Anasazi and Cahokia Nation
The political, economic, and social aspects of the lives of the Cahokia and Anasazi nations before the European exploration differed greatly, but there are some resemblances. They each have a separate cultures and traditions; separate ways they live their lives. Cahokia was the largest Native American settlement North of Mexico ever established before 1492, where they practiced mound-building and human sacrifice. The Anasazi are the ancestors of the modern day Pueblo people, who lived in cliff dwellings in the deserts of current day New Mexico.
The political structure and type of governing within these two nations is unalike. The Cahokians had a ranked society, with upper and lower classes. The elite class controlled the workers of the lower class. Civic and religious leaders governed them. These leaders lived in wooden houses atop the flattened peaks of pyramids, and literally looked down on the people they ruled. The Anasazi were unbiased, without well-defined class limitations. They were divided into clans, and governed by the clan elders. The Cahokians and Anasazians may have cultural similarities, but their political structure is not one.
The Cahokians had more economic advantages than the Anasazi, but both nations managed to thrive. Cahokia was a city of fifteen thousand people, and they were a rich city. Much of their prosperity was due to their frequent trading; they were the center of a trading network linked to a third of the continent. However, both the Cahokians and Anasazians were very resourceful.
They both hunted and forged their own tools. The Cahokian’s were made of bones, while the Anasazi’s were made of wood or stone. Obviously, both nations were a creative breed. The Cahokians weaved baskets, usually from cornhusks, and most likely used them to transport food. Anasazi people made pottery, and used them to transport water. Cultivated crops and water were both readily available to the Cahokians, but not to the Anasazi. The location of both tribes led to economic differences.
Social structure was more important to, and enforced by, Cahokia than the Anasazi. The Cahokians had the more important citizens separated from the lower classes, but the Anasazi all lived together and were equal. The people of Cahokia lived in houses, and the Anasazi lived in pueblo communities. These pueblo communities were located on cliff sides, and made of clay.

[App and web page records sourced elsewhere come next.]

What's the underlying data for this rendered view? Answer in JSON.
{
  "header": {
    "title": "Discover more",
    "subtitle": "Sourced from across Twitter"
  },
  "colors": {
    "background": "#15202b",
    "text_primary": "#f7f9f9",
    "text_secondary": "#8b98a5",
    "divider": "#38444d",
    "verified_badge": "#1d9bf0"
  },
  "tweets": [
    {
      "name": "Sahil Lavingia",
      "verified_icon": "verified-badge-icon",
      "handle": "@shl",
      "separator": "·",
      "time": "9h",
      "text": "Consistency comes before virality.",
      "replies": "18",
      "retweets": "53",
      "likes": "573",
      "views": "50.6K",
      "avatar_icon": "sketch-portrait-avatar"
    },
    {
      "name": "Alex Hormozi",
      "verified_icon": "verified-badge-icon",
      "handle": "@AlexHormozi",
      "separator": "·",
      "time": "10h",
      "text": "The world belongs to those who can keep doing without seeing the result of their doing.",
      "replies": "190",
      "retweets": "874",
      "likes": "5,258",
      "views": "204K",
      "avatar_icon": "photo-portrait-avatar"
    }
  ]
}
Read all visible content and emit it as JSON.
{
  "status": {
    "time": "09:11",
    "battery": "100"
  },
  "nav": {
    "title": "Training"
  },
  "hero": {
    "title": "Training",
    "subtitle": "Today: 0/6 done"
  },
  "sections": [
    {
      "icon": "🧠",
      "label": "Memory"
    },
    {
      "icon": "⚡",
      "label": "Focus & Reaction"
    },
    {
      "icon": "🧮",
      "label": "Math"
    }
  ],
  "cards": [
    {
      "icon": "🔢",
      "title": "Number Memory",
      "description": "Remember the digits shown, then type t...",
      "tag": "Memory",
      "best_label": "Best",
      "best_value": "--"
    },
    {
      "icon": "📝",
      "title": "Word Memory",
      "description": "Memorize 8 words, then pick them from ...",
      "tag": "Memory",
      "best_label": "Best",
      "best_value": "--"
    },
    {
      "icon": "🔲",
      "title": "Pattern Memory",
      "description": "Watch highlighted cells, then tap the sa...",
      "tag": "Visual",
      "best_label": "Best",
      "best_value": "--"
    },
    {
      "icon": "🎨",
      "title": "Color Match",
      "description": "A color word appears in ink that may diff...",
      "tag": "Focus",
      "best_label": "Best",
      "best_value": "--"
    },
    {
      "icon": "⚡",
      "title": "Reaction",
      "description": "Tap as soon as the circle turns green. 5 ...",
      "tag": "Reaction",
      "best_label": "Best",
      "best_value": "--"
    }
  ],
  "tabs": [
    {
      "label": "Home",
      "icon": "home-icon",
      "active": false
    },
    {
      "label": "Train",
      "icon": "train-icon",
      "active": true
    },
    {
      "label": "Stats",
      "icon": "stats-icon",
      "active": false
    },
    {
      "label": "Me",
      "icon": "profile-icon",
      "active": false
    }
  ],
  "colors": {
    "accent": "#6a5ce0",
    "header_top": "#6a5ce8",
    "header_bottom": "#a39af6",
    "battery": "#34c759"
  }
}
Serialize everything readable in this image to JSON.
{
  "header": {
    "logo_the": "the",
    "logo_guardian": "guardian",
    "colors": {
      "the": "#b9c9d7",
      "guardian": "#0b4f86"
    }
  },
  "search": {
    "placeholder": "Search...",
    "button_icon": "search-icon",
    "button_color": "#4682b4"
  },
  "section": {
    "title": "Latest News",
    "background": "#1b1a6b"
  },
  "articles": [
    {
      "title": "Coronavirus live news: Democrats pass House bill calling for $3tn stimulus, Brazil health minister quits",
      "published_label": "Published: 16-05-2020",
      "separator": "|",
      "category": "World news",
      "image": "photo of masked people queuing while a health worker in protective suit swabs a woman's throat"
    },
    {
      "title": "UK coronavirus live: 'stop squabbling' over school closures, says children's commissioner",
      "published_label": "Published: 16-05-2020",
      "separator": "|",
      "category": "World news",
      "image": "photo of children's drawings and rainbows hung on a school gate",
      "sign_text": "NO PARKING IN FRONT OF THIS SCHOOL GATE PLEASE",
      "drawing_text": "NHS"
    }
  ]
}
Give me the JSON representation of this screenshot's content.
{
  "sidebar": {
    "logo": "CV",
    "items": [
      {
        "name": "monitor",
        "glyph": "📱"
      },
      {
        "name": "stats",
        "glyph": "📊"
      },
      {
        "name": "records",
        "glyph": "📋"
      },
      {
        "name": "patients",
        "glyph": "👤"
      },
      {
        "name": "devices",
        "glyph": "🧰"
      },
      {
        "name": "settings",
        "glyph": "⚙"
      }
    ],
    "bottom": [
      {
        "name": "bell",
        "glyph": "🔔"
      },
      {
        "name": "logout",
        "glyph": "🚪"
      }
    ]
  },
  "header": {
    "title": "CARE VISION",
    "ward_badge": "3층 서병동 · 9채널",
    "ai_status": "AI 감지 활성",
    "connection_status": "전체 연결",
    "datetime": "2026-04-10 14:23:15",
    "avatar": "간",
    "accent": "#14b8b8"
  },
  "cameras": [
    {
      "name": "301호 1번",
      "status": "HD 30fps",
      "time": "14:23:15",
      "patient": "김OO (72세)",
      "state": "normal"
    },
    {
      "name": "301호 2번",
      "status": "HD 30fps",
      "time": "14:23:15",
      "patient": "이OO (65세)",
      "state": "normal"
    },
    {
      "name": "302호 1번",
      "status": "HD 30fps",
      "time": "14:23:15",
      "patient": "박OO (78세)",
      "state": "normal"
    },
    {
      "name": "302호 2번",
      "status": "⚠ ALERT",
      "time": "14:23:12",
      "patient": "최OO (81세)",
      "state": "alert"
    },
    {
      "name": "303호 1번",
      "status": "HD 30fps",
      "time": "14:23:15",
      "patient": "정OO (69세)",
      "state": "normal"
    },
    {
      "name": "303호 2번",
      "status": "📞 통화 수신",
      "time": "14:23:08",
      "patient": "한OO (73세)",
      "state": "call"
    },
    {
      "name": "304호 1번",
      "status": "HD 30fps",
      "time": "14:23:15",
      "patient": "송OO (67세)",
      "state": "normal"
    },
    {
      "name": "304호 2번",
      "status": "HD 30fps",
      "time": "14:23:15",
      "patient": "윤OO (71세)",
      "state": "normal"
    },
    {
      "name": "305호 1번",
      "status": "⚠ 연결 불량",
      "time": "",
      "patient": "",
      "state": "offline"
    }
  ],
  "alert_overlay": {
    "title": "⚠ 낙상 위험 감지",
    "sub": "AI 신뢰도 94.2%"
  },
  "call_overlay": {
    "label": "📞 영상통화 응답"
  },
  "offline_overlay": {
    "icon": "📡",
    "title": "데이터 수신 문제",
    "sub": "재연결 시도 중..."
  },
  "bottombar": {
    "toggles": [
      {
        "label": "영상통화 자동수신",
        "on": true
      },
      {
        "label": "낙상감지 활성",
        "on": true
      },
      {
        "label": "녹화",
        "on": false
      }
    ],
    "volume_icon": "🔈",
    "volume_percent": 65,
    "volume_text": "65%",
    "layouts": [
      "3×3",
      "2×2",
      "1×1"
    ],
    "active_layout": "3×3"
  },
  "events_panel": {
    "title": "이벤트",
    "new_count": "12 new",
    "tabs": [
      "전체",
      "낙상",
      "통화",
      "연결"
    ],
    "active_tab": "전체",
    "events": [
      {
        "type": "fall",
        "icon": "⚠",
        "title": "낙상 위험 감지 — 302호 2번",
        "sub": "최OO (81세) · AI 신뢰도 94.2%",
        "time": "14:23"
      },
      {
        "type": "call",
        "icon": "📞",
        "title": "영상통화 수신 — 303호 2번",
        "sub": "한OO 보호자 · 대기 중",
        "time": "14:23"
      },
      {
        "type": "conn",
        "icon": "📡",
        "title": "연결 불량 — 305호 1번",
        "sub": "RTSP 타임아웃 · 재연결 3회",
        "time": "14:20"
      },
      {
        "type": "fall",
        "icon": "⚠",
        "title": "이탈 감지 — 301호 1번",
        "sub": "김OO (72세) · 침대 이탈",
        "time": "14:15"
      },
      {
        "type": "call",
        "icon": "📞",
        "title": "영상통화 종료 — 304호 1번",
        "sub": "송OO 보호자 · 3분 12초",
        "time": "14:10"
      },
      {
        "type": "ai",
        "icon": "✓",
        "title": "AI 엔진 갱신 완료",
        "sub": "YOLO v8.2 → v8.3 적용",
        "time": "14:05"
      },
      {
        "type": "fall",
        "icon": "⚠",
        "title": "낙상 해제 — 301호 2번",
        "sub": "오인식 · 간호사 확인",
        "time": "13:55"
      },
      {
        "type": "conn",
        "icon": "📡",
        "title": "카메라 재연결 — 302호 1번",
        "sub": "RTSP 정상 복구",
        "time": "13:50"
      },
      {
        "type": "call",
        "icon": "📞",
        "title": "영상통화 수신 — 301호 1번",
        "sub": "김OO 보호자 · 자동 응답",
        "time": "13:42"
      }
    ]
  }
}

But even though their living situations were different, both cultures were friendly and close-knit. The Anasazi were all equal, but the Cahokians brought each other gifts and traded frequently. The social traditions of these two groups of people lack resemblance in the way they live, but as a community and forming lasting relationships, they share that characteristic.
The political aspects of Cahokia and the Anasazi were at an extreme opposition. The economic situations were dissimilar, location is partly to blame, but both nations conquered obstacles and managed to blossom. Their social structure also differed, but the groups of people upheld strong relationships and friendships with the other members of the community. Although the Anasazi and Cahokia nations were considerably different, some similarities are acknowledged.